Complex-Antecedent Constraint Compilation

[User's Manual]
[Code] Unlike ALE that uses only type constraints (i.e., only types are allowed as the antecedent of constraints), TRALE employs complex antecedent constraints. These constraints allows arbitrary function-free and inequation-free antecedents. For a detailed discussion of these constraints, refer to the User's Guide.

Compilation of complex antecedent constraints is done by compile_complex_assert/0 in three steps as follows:

1. Separate all existential quantifiers from the antecedent. Recall that TRALE interprets the scope of existentially quantified variables in complex antecedent constraints loosely. This step is necessary to identify such variables.
2. Find a trigger for the antecedent (defined below).
3. Replace the constraint with one that has the trigger found in the previous step as the antecedent.

The predicate that is responsible for separating existential quantifiers from the antecedent of a constraint is find_narrow_vars/3. For example, consider the following call to find_narrow_vars/3.

find_narrow_vars(A^B^C(A;(B,C)),Antec,Vars)

This will unify Antec with A;(B,C), and Vars with [C,B,A].

The next step is to find a trigger for the complex antecedent. The trigger is the most specific type whose most general satisfier subsumes the most general satisfier of the antecedent. The predicate find_trigger_type/3 is responsible for finding the trigger. There are five possibilities, as follows:

• $trigger(\tau)=\tau$ where $\tau\in Type$
• $trigger(x)=\bot$ where $x$ is a variable
• $trigger(F)=intro(F)$ where $F\in Feat$ and $intro(F)$ is the introducer of $F$
• $trigger(\phi_1\wedge\phi_2)=trigger(\phi_1)\sqcup trigger(\phi_2)$
• $trigger(\phi_1\vee\phi_2)=trigger(\phi_1)\sqcap trigger(\phi_2)$

The final step is to assert a kind of type-antecedent constraint for the trigger. The difference between this and a regular type-antecedent constraint is that in the former, the constraint only applies to a subset of objects of the specified type: those that match the description given in the original complex-antecedent.

Let us suppose there is a predicate, whenfs(X=Desc,Goal), which delays Goal until X was subsumed by the most general satisfier of description Desc.

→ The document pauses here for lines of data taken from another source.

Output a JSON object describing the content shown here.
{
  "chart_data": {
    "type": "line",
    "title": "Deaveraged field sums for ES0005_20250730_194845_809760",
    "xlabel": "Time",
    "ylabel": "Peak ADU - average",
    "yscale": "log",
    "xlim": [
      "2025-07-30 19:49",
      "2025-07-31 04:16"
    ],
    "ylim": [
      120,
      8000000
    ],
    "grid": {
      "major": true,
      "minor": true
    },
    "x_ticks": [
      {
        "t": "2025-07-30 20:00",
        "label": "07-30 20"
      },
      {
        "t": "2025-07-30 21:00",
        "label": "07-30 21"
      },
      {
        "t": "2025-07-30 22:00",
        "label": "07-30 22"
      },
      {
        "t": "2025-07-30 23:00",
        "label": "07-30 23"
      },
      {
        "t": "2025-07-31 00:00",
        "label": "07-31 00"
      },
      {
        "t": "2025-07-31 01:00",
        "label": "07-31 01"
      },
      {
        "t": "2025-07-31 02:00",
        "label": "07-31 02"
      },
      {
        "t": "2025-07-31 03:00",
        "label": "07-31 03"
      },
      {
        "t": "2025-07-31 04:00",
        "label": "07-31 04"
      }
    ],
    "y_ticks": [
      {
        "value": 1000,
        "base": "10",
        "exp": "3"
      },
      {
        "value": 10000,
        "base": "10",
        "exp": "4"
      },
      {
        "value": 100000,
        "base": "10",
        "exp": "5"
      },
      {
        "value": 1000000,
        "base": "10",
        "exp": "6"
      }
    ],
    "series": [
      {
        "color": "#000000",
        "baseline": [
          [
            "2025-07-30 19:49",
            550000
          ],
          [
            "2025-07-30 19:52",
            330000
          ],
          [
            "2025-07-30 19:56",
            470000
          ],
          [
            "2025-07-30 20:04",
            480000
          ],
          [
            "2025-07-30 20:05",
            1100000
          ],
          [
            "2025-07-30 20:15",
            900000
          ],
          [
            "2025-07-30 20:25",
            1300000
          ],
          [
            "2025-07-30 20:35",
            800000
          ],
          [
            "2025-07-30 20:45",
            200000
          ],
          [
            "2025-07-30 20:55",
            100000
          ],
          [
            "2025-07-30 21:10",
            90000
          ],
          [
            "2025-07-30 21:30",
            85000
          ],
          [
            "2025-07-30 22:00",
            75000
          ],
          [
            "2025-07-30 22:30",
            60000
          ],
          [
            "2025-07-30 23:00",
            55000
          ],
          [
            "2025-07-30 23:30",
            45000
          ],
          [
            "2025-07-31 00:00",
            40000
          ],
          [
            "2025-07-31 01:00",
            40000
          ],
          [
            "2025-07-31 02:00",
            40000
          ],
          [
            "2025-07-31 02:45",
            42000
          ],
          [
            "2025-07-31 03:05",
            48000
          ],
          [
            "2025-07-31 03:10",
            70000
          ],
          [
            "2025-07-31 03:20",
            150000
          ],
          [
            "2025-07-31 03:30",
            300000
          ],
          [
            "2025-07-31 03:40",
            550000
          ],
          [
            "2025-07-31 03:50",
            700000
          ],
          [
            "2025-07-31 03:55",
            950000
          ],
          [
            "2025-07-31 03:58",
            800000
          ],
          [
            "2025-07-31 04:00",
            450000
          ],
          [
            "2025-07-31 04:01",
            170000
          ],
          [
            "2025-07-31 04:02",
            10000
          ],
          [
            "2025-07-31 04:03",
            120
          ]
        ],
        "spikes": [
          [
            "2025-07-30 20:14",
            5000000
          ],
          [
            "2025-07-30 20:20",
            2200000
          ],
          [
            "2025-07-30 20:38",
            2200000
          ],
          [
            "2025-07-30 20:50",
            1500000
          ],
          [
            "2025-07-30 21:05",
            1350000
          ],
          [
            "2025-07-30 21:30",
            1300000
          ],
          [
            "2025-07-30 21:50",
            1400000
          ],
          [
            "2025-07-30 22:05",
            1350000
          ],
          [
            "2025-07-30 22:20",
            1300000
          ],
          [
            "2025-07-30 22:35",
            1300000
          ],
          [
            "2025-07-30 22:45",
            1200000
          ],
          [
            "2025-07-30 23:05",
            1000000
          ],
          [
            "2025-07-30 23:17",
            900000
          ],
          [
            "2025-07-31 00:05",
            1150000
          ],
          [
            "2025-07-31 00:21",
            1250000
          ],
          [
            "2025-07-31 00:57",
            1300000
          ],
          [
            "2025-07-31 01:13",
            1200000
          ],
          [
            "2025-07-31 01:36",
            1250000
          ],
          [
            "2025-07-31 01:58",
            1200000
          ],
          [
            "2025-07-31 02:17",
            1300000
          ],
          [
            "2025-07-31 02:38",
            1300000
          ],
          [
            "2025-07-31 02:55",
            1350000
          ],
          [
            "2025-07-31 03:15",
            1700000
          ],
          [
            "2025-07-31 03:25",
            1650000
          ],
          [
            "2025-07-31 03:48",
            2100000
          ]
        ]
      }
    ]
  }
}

Thus all principles $\alpha \Longrightarrow (\gamma \wedge \rho)$ could be converted into:

$$trigger(\alpha) \Longrightarrow x\ \wedge\ \mathtt{whenfs}((x=\alpha), ((x=\gamma) \wedge \rho))$$

This typically involves compiling unifications of feature structures into unifications of their term encodings plus a type check to see whether one or more constraint consequents need to be enforced.

Figure 7.1: Part of the signature underlying the FMP constraint

For example, if we formulate the Finiteness Marking Principle (FMP) for German as the following complex-antecedent constraint (assuming the type signature depicted in Figure 7.1):

synsem:loc:cat:(head:verb,marking:fin)
     *> synsem:loc:cat:head:vform:bse

then we can observe that the antecedent is a feature value description (F:$\phi$), so the trigger is intro(SYNSEM), the unique introducer of the SYNSEM feature, which happens to be the type sign. We can then transform this constraint, as follows:

sign cons X goal whenfs((X=synsem:loc:cat:(head:verb,
                                           marking:fin)),
                        (X=synsem:loc:cat:head:vform:bse)).

The effect of the hypothetical whenfs/3 predicate is achieved by ALE's coroutining predicate, when_type/3 (see Chapter 6), and farg/3. Given when_type(Type,FS,Goal), ALE delays Goal until FS is of type Type. farg(F,X,FVal) binds FVal to the argument position of term encoding X that corresponds to the feature F once X has been instantiated to a type for which F is appropriate.

The corresponding type-antecedent constraint generated for our example is thus as follows:

sign cons X 
     goal (farg(synsem,X,SynVal),farg(loc,SynVal,LocVal),
           farg(cat,LocVal,CatVal),farg(head,CatVal,HdVal),
           when_type(verb,HdVal,(farg(marking,CatVal,MkVal),
           when_type(fin,MkVal,
                     (X=synsem:loc:cat:head:vform:bse))))).

The above constraint now waits until the value of the HEAD feature of SYNSEMLOCCAT in a sign is verb and the value of its MARKING feature is fin before it enforces the constraint, which is unifying X with synsem:loc:cat:head:vform:bse.